Selain itu, pasien harus kembali ke perawatan lanjutan sejak usia lima belas tahun. Di sini, mereka yang terkena diperiksa untuk mengetahui adanya keganasan pada testis. Pemeriksaan bisa dilakukan oleh dokter spesialis anak yang bertugas. Atau, dokter umum dan ahli urologi juga bisa menangani ini.
Selain itu, sesuai pedoman S-2, remaja disarankan untuk memeriksakan diri secara berkala. Setiap pembesaran testis harus segera dilaporkan ke dokter.

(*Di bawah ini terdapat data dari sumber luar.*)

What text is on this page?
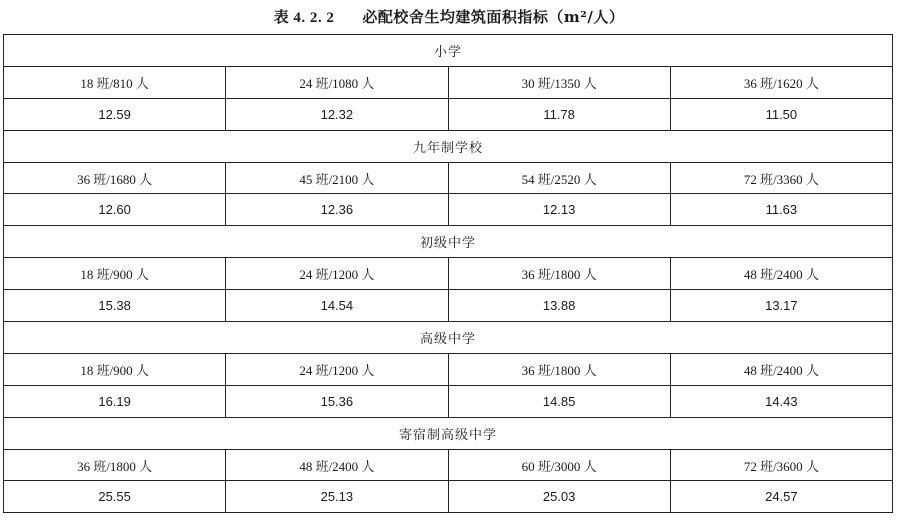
表 4. 2. 2 必配校舍生均建筑面积指标（m²/人）
小学			
18 班/810 人	24 班/1080 人	30 班/1350 人	36 班/1620 人
12.59	12.32	11.78	11.50
九年制学校			
36 班/1680 人	45 班/2100 人	54 班/2520 人	72 班/3360 人
12.60	12.36	12.13	11.63
初级中学			
18 班/900 人	24 班/1200 人	36 班/1800 人	48 班/2400 人
15.38	14.54	13.88	13.17
高级中学			
18 班/900 人	24 班/1200 人	36 班/1800 人	48 班/2400 人
16.19	15.36	14.85	14.43
寄宿制高级中学			
36 班/1800 人	48 班/2400 人	60 班/3000 人	72 班/3600 人
25.55	25.13	25.03	24.57
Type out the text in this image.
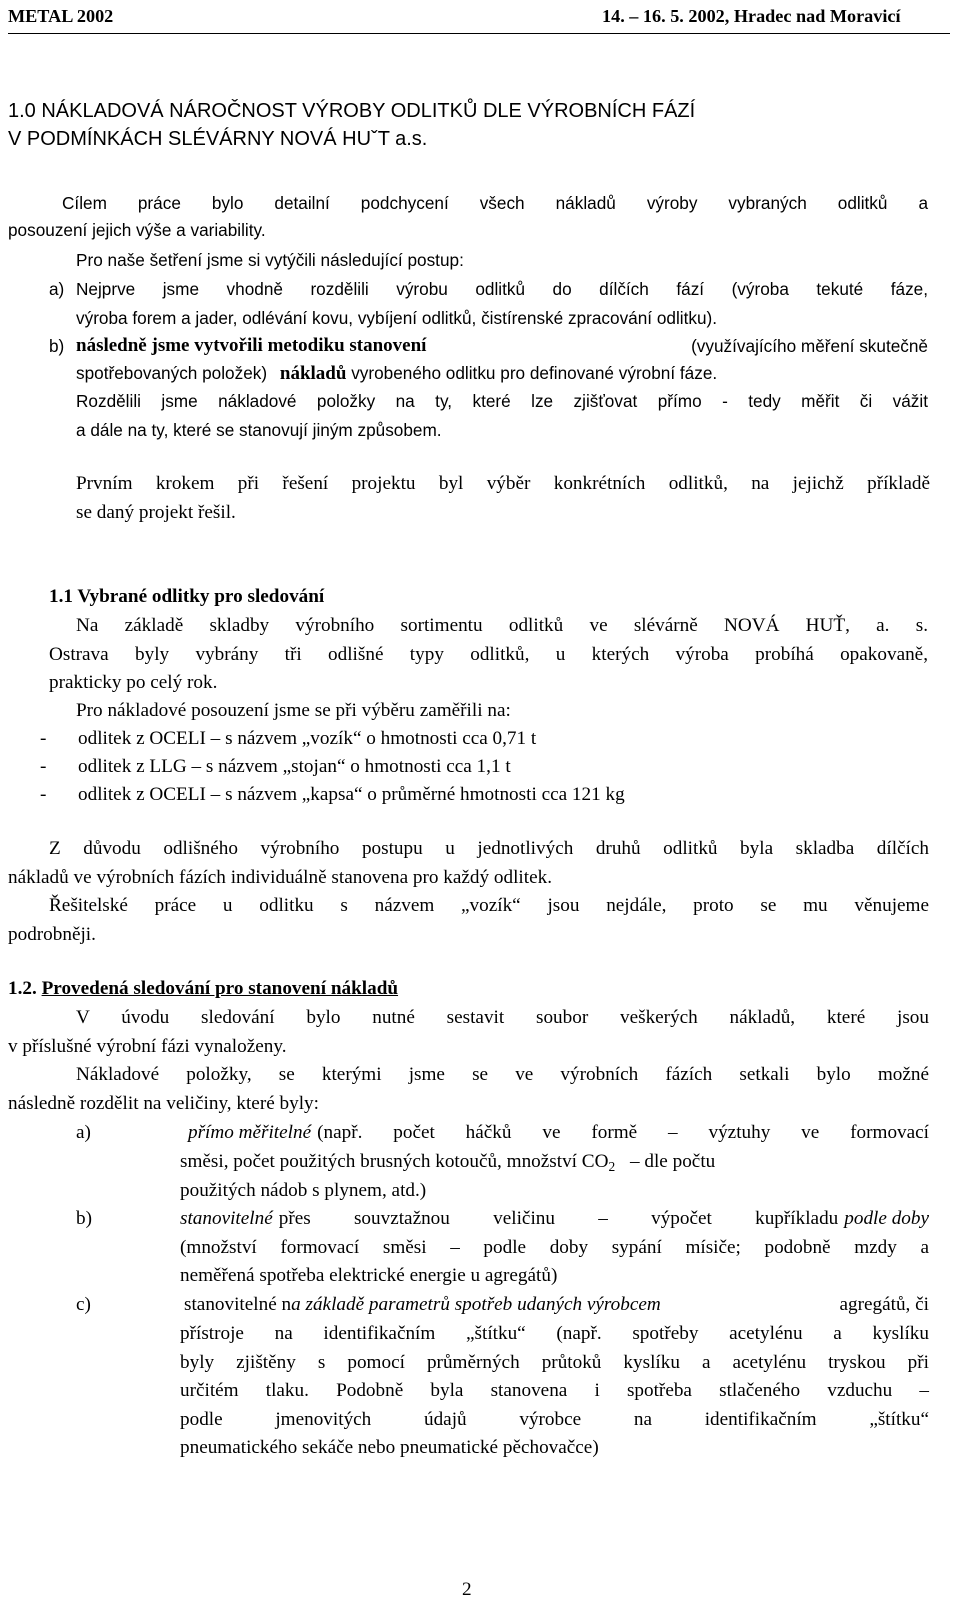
METAL 2002	14. – 16. 5. 2002, Hradec nad Moravicí
1.0 NÁKLADOVÁ NÁROČNOST VÝROBY ODLITKŮ DLE VÝROBNÍCH FÁZÍ
V PODMÍNKÁCH SLÉVÁRNY NOVÁ HUˇT a.s.
Cílem práce bylo detailní podchycení všech nákladů výroby vybraných odlitků a
posouzení jejich výše a variability.
Pro naše šetření jsme si vytýčili následující postup:
a) Nejprve jsme vhodně rozdělili výrobu odlitků do dílčích fází (výroba tekuté fáze,
výroba forem a jader, odlévání kovu, vybíjení odlitků, čistírenské zpracování odlitku).
b) následně jsme vytvořili metodiku stanovení	(využívajícího měření skutečně
spotřebovaných položek) nákladů vyrobeného odlitku pro definované výrobní fáze.
Rozdělili jsme nákladové položky na ty, které lze zjišťovat přímo - tedy měřit či vážit
a dále na ty, které se stanovují jiným způsobem.
Prvním krokem při řešení projektu byl výběr konkrétních odlitků, na jejichž příkladě
se daný projekt řešil.
1.1 Vybrané odlitky pro sledování
Na základě skladby výrobního sortimentu odlitků ve slévárně NOVÁ HUŤ, a. s.
Ostrava byly vybrány tři odlišné typy odlitků, u kterých výroba probíhá opakovaně,
prakticky po celý rok.
Pro nákladové posouzení jsme se při výběru zaměřili na:
- odlitek z OCELI – s názvem „vozík“ o hmotnosti cca 0,71 t
- odlitek z LLG – s názvem „stojan“ o hmotnosti cca 1,1 t
- odlitek z OCELI – s názvem „kapsa“ o průměrné hmotnosti cca 121 kg
Z důvodu odlišného výrobního postupu u jednotlivých druhů odlitků byla skladba dílčích
nákladů ve výrobních fázích individuálně stanovena pro každý odlitek.
Řešitelské práce u odlitku s názvem „vozík“ jsou nejdále, proto se mu věnujeme
podrobněji.
1.2. Provedená sledování pro stanovení nákladů
V úvodu sledování bylo nutné sestavit soubor veškerých nákladů, které jsou
v příslušné výrobní fázi vynaloženy.
Nákladové položky, se kterými jsme se ve výrobních fázích setkali bylo možné
následně rozdělit na veličiny, které byly:
a)	přímo měřitelné (např. počet háčků ve formě – výztuhy ve formovací
směsi, počet použitých brusných kotoučů, množství $CO_2$ – dle počtu
použitých nádob s plynem, atd.)
b)	stanovitelné přes souvztažnou veličinu – výpočet kupříkladu podle doby
(množství formovací směsi – podle doby sypání mísiče; podobně mzdy a
neměřená spotřeba elektrické energie u agregátů)
c)	stanovitelné na základě parametrů spotřeb udaných výrobcem	agregátů, či
přístroje na identifikačním „štítku“ (např. spotřeby acetylénu a kyslíku
byly zjištěny s pomocí průměrných průtoků kyslíku a acetylénu tryskou při
určitém tlaku. Podobně byla stanovena i spotřeba stlačeného vzduchu –
podle jmenovitých údajů výrobce na identifikačním „štítku“
pneumatického sekáče nebo pneumatické pěchovačce)
2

Hal ini terutama terjadi ketika pembesaran terjadi tanpa rasa sakit.
Anda bisa melakukannya sendiri
Perawatan medis diperlukan jika anak memiliki testis yang tidak turun. Terapi hormon yang dilakukan pertama kali dapat didukung dengan metode alternatif dari naturopati dan homeopati dengan berkonsultasi dengan dokter.
Namun, ukuran paling penting adalah mengamati anak. Perilaku anak dapat mengetahui dengan relatif cepat apakah terapi hormon berhasil, karena penurunan testis sering terlihat melalui pengurangan rasa sakit. Testis yang terkena harus diperiksa secara teratur oleh dokter, karena ini adalah satu-satunya cara untuk memastikan bahwa penurunan benar-benar terjadi.
Jika testis yang tidak turun tetap ada meskipun pengobatan hormonal, operasi harus dilakukan. Karena ini adalah prosedur rutin, anak tidak perlu dipersiapkan secara khusus. Penting untuk membebaskan anak dari ketakutan apa pun dan membuat waktu di rumah sakit senyaman mungkin. Gangguan perkembangan harus didiskusikan dengan anak yang lebih besar, sebaiknya bersama dengan dokter anak, yang dapat menjelaskan alasan gangguan tersebut kepada orang yang bersangkutan dan pada saat yang sama menghilangkan ketakutan tentang intervensi bedah.
Setelah operasi, anak sebaiknya tinggal di rumah selama beberapa hari dan santai saja. Yang terpenting, aktivitas fisik harus dihindari pertama kali setelah operasi.